A few weeks ago, I argued in favour of the forthcoming Frasier revival, a prospect that has prompted only doom and foreboding in many of the series’ fans. With Frasier, particularly, there are parallels with Fawlty Towers. Both series are being revived at the sole behest of the original star, without the involvement of other cast members.  Like Cleese, Frasier star Kelsey Grammer is an actor whose political opinions have marginalised him in the industry, who has struggled for prominent parts for years. Yet there is a world of difference between the two ideas. Frasier, for all its merits, was inherently a product of American TV excess – a spin-off of a long-running sitcom, lasting for 264 episodes (many of which, towards the end, were of radically inconsistent quality). Fawlty Towers, with its diamond-tight 12 episodes, is frankly incomparable.
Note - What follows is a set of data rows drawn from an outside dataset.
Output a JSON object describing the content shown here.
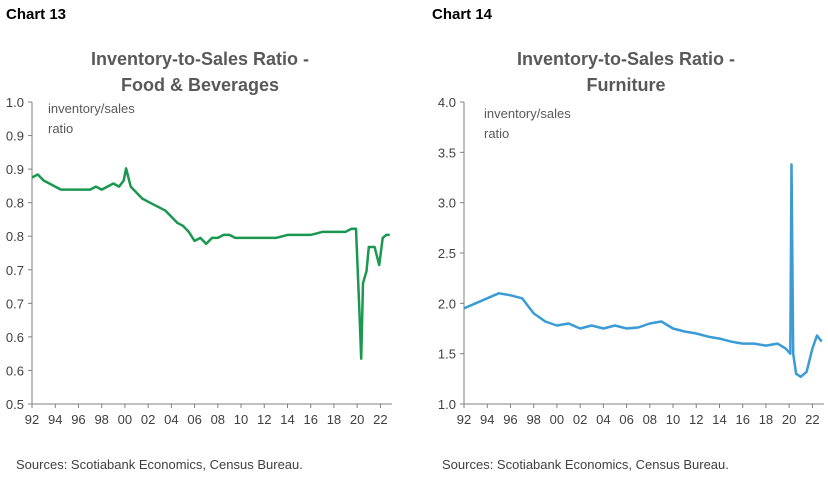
{
  "charts": [
    {
      "chart_label": "Chart 13",
      "title_line1": "Inventory-to-Sales Ratio -",
      "title_line2": "Food & Beverages",
      "annotation_line1": "inventory/sales",
      "annotation_line2": "ratio",
      "sources": "Sources: Scotiabank Economics, Census Bureau.",
      "line_color": "#1a9850"
    },
    {
      "chart_label": "Chart 14",
      "title_line1": "Inventory-to-Sales Ratio -",
      "title_line2": "Furniture",
      "annotation_line1": "inventory/sales",
      "annotation_line2": "ratio",
      "sources": "Sources: Scotiabank Economics, Census Bureau.",
      "line_color": "#3a9bd5"
    }
  ],
  "chart_data": [
    {
      "type": "line",
      "title": "Inventory-to-Sales Ratio - Food & Beverages",
      "xlabel": "",
      "ylabel": "inventory/sales ratio",
      "ylim": [
        0.5,
        1.0
      ],
      "yticks": [
        "0.5",
        "0.6",
        "0.6",
        "0.7",
        "0.7",
        "0.8",
        "0.8",
        "0.9",
        "0.9",
        "1.0"
      ],
      "xlim": [
        1992,
        2023
      ],
      "xticks": [
        "92",
        "94",
        "96",
        "98",
        "00",
        "02",
        "04",
        "06",
        "08",
        "10",
        "12",
        "14",
        "16",
        "18",
        "20",
        "22"
      ],
      "grid": false,
      "legend": "none",
      "series": [
        {
          "x": [
            1992.0,
            1992.5,
            1993.0,
            1993.5,
            1994.0,
            1994.5,
            1995.0,
            1996.0,
            1997.0,
            1997.5,
            1998.0,
            1998.5,
            1999.0,
            1999.5,
            1999.9,
            2000.1,
            2000.5,
            2001.0,
            2001.5,
            2002.0,
            2002.5,
            2003.0,
            2003.5,
            2004.0,
            2004.5,
            2005.0,
            2005.5,
            2006.0,
            2006.5,
            2007.0,
            2007.5,
            2008.0,
            2008.5,
            2009.0,
            2009.5,
            2010.0,
            2011.0,
            2012.0,
            2013.0,
            2014.0,
            2015.0,
            2016.0,
            2017.0,
            2018.0,
            2019.0,
            2019.5,
            2019.9,
            2020.2,
            2020.35,
            2020.5,
            2020.8,
            2021.0,
            2021.5,
            2021.9,
            2022.2,
            2022.5,
            2022.8
          ],
          "y": [
            0.875,
            0.88,
            0.87,
            0.865,
            0.86,
            0.855,
            0.855,
            0.855,
            0.855,
            0.86,
            0.855,
            0.86,
            0.865,
            0.86,
            0.87,
            0.89,
            0.86,
            0.85,
            0.84,
            0.835,
            0.83,
            0.825,
            0.82,
            0.81,
            0.8,
            0.795,
            0.785,
            0.77,
            0.775,
            0.765,
            0.775,
            0.775,
            0.78,
            0.78,
            0.775,
            0.775,
            0.775,
            0.775,
            0.775,
            0.78,
            0.78,
            0.78,
            0.785,
            0.785,
            0.785,
            0.79,
            0.79,
            0.65,
            0.575,
            0.7,
            0.72,
            0.76,
            0.76,
            0.73,
            0.775,
            0.78,
            0.78
          ]
        }
      ]
    },
    {
      "type": "line",
      "title": "Inventory-to-Sales Ratio - Furniture",
      "xlabel": "",
      "ylabel": "inventory/sales ratio",
      "ylim": [
        1.0,
        4.0
      ],
      "yticks": [
        "1.0",
        "1.5",
        "2.0",
        "2.5",
        "3.0",
        "3.5",
        "4.0"
      ],
      "xlim": [
        1992,
        2023
      ],
      "xticks": [
        "92",
        "94",
        "96",
        "98",
        "00",
        "02",
        "04",
        "06",
        "08",
        "10",
        "12",
        "14",
        "16",
        "18",
        "20",
        "22"
      ],
      "grid": false,
      "legend": "none",
      "series": [
        {
          "x": [
            1992.0,
            1993.0,
            1994.0,
            1995.0,
            1996.0,
            1997.0,
            1998.0,
            1999.0,
            2000.0,
            2001.0,
            2002.0,
            2003.0,
            2004.0,
            2005.0,
            2006.0,
            2007.0,
            2008.0,
            2009.0,
            2010.0,
            2011.0,
            2012.0,
            2013.0,
            2014.0,
            2015.0,
            2016.0,
            2017.0,
            2018.0,
            2019.0,
            2019.7,
            2020.1,
            2020.2,
            2020.35,
            2020.6,
            2021.0,
            2021.5,
            2022.0,
            2022.4,
            2022.8
          ],
          "y": [
            1.95,
            2.0,
            2.05,
            2.1,
            2.08,
            2.05,
            1.9,
            1.82,
            1.78,
            1.8,
            1.75,
            1.78,
            1.75,
            1.78,
            1.75,
            1.76,
            1.8,
            1.82,
            1.75,
            1.72,
            1.7,
            1.67,
            1.65,
            1.62,
            1.6,
            1.6,
            1.58,
            1.6,
            1.55,
            1.5,
            3.38,
            1.5,
            1.3,
            1.27,
            1.32,
            1.55,
            1.68,
            1.62
          ]
        }
      ]
    }
  ]
}
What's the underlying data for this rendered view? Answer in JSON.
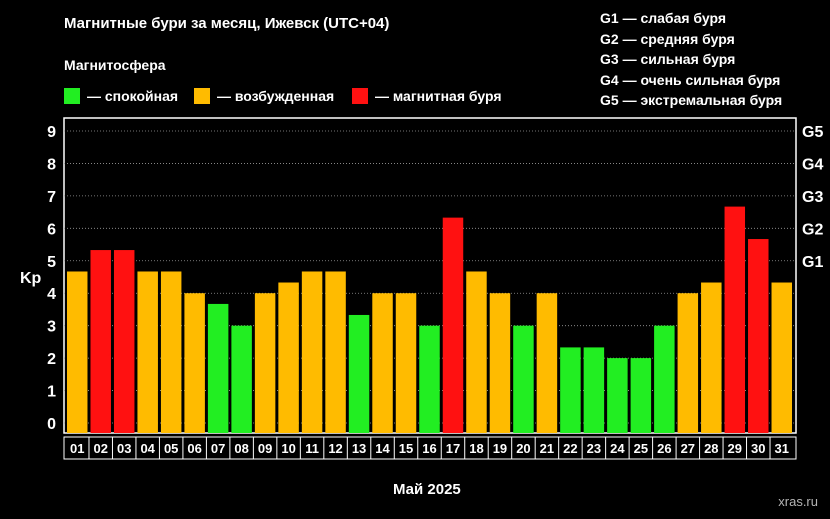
{
  "header": {
    "title": "Магнитные бури за месяц, Ижевск (UTC+04)",
    "subtitle": "Магнитосфера"
  },
  "legend": [
    {
      "label": "— спокойная",
      "color": "#22ee22"
    },
    {
      "label": "— возбужденная",
      "color": "#ffbb00"
    },
    {
      "label": "— магнитная буря",
      "color": "#ff1111"
    }
  ],
  "g_legend": [
    "G1 — слабая буря",
    "G2 — средняя буря",
    "G3 — сильная буря",
    "G4 — очень сильная буря",
    "G5 — экстремальная буря"
  ],
  "footer": "xras.ru",
  "chart_data": {
    "type": "bar",
    "title": "Магнитные бури за месяц, Ижевск (UTC+04)",
    "xlabel": "Май 2025",
    "ylabel": "Kp",
    "ylim": [
      0,
      9
    ],
    "yticks": [
      "0",
      "1",
      "2",
      "3",
      "4",
      "5",
      "6",
      "7",
      "8",
      "9"
    ],
    "right_ticks": [
      {
        "label": "G1",
        "value": 5
      },
      {
        "label": "G2",
        "value": 6
      },
      {
        "label": "G3",
        "value": 7
      },
      {
        "label": "G4",
        "value": 8
      },
      {
        "label": "G5",
        "value": 9
      }
    ],
    "categories": [
      "01",
      "02",
      "03",
      "04",
      "05",
      "06",
      "07",
      "08",
      "09",
      "10",
      "11",
      "12",
      "13",
      "14",
      "15",
      "16",
      "17",
      "18",
      "19",
      "20",
      "21",
      "22",
      "23",
      "24",
      "25",
      "26",
      "27",
      "28",
      "29",
      "30",
      "31"
    ],
    "values": [
      4.67,
      5.33,
      5.33,
      4.67,
      4.67,
      4.0,
      3.67,
      3.0,
      4.0,
      4.33,
      4.67,
      4.67,
      3.33,
      4.0,
      4.0,
      3.0,
      6.33,
      4.67,
      4.0,
      3.0,
      4.0,
      2.33,
      2.33,
      2.0,
      2.0,
      3.0,
      4.0,
      4.33,
      6.67,
      5.67,
      4.33
    ],
    "colors": {
      "quiet": "#22ee22",
      "active": "#ffbb00",
      "storm": "#ff1111"
    },
    "grid": true
  }
}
In 2018, Cleese told The Independent: “If I ever tried to do a Fawlty Towers-type sitcom again, everyone would say, ‘Well, it’s got its moments, but it’s not as good as Fawlty Towers’, so there’s not much point in doing that. You have to do different things.” What’s changed, exactly, between now and then? I’m not sure. Maybe everybody has just got older. Maybe the TV industry really has just run out of ideas. Whatever it is, one thing’s certainly true – there can be no changing back.